L'Etat déjà condamné pour faute lourde
La Maison communautaire pour un développement solidaire (MCDS), Pazapas Belleville, le Réseau égalité antidiscrimination justice interdisciplinaire (REAJI), Amnesty International France, Human Rights Watch et Open Society Justice Initiative se sont rassemblées pour "cette initiative inédite". Ces associations veulent dénoncer par cette action de groupe "la défaillance fautive de l’Etat" face à "l’ampleur et la persistance de cette pratique" et veulent ainsi "exiger des réformes profondes" pour que ces faits cessent.
Cette pratique est condamnée tant au niveau international qu’au niveau national.
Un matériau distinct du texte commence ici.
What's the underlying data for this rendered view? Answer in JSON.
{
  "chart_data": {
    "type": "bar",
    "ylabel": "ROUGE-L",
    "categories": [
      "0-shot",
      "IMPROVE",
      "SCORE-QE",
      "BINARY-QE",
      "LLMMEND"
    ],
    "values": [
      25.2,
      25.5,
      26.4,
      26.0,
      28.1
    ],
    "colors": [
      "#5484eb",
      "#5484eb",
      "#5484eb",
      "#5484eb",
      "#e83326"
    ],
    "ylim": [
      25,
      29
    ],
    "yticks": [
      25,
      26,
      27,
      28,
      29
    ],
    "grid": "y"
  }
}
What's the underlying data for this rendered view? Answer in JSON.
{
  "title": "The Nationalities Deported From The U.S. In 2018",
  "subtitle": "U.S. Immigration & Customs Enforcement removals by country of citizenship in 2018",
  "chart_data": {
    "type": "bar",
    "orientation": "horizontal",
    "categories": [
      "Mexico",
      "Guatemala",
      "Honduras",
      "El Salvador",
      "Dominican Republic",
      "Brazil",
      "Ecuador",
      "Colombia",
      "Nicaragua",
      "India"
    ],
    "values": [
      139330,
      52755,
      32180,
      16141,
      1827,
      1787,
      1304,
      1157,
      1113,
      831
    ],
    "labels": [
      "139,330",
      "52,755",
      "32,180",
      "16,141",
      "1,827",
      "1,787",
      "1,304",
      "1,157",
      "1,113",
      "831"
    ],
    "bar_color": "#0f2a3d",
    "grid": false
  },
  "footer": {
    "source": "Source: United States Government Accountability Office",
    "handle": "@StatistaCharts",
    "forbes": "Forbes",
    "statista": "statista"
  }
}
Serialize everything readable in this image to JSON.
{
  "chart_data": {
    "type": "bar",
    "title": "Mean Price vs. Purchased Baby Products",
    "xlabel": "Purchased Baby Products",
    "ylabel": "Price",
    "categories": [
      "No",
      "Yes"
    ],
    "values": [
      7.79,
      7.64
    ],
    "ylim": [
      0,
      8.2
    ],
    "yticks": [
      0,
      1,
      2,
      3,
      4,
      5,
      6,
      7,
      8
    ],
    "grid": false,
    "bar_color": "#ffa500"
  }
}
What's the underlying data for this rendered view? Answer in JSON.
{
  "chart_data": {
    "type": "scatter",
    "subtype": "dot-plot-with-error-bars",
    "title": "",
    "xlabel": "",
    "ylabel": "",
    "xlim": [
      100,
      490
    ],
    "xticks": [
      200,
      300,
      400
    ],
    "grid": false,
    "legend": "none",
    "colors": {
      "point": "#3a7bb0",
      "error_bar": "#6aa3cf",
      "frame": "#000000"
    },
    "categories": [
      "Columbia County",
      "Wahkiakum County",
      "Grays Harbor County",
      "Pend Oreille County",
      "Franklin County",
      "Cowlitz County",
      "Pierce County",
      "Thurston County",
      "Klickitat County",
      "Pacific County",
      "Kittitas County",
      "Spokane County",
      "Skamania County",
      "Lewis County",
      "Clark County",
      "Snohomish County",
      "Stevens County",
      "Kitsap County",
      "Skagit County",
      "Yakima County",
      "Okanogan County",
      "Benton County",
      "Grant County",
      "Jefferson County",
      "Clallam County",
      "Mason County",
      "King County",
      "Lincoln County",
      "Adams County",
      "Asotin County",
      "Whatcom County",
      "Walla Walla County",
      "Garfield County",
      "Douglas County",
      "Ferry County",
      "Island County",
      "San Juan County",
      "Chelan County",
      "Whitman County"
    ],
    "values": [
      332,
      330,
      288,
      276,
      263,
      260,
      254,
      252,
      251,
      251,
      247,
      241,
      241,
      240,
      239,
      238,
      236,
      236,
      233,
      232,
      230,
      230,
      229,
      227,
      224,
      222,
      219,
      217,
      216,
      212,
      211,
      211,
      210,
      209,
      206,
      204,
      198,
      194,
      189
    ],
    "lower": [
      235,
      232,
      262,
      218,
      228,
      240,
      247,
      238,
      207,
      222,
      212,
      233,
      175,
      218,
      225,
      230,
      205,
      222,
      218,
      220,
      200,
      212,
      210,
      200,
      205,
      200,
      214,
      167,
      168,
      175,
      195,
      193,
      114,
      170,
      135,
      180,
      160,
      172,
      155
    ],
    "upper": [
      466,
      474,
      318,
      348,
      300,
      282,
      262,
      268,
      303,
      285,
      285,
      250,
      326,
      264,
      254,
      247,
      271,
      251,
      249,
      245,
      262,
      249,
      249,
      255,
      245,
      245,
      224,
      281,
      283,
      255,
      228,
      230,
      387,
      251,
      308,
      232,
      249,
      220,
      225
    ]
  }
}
En novembre 2016, la Cour de cassation, plus haute juridiction judiciaire, a condamné l’Etat pour faute lourde, après la plainte de trois jeunes hommes pour des contrôles d’identité jugés discriminatoires, "à raison de leurs caractéristiques physiques associées à leur origine réelle ou supposé".
Emmanuel Macron a lui-même reconnu, dans un entretien à Brut le 4 décembre 2020, l'existence de ce type de contrôles. Ces contrôles au faciès "ne peuvent être discriminatoires", a rappelé le Conseil constitutionnel le 24 janvier 2017.
Plusieurs études accablantes
D’après différentes études, le constat est alarmant : "En 2009, les individus perçus comme noirs et ceux perçus comme arabes sont respectivement 6 et 8 fois plus contrôlés que les personnes d’apparence blanche", selon une étude menée par le CNRS et publiée par Open Society Justice Initiative, "Police et Minorités Visibles", en juillet 2009.
Une enquête du Défenseur des droits en janvier 2017 a également permis de constater que "80% des jeunes hommes perçus comme noirs ou arabes déclarent avoir été contrôlés dans les cinq dernières années et que les jeunes hommes perçus comme noirs ou arabes ont une probabilité 20 fois plus élevée que les autres d’être contrôlés".
Enfin, des enfants perçus comme noirs ou arabes sont contrôlés dès l’âge de 12 ans en France, selon un rapport de l’ONG Human Rights Watch publié en juin 2020.
Modification du Code de procédure pénale
Ces associations exigent notamment "la modification du Code de procédure pénale pour interdire explicitement la discrimination dans les contrôles d'identité", mais aussi "la création d'un système d'enregistrement et d'évaluation des données relatives aux contrôles d'identité et une preuve du contrôle", et "la création d’un mécanisme de plainte efficace et indépendant".
Si dans un délai de quatre mois, les mesures prises ne sont pas satisfaisantes, les associations saisiront la justice.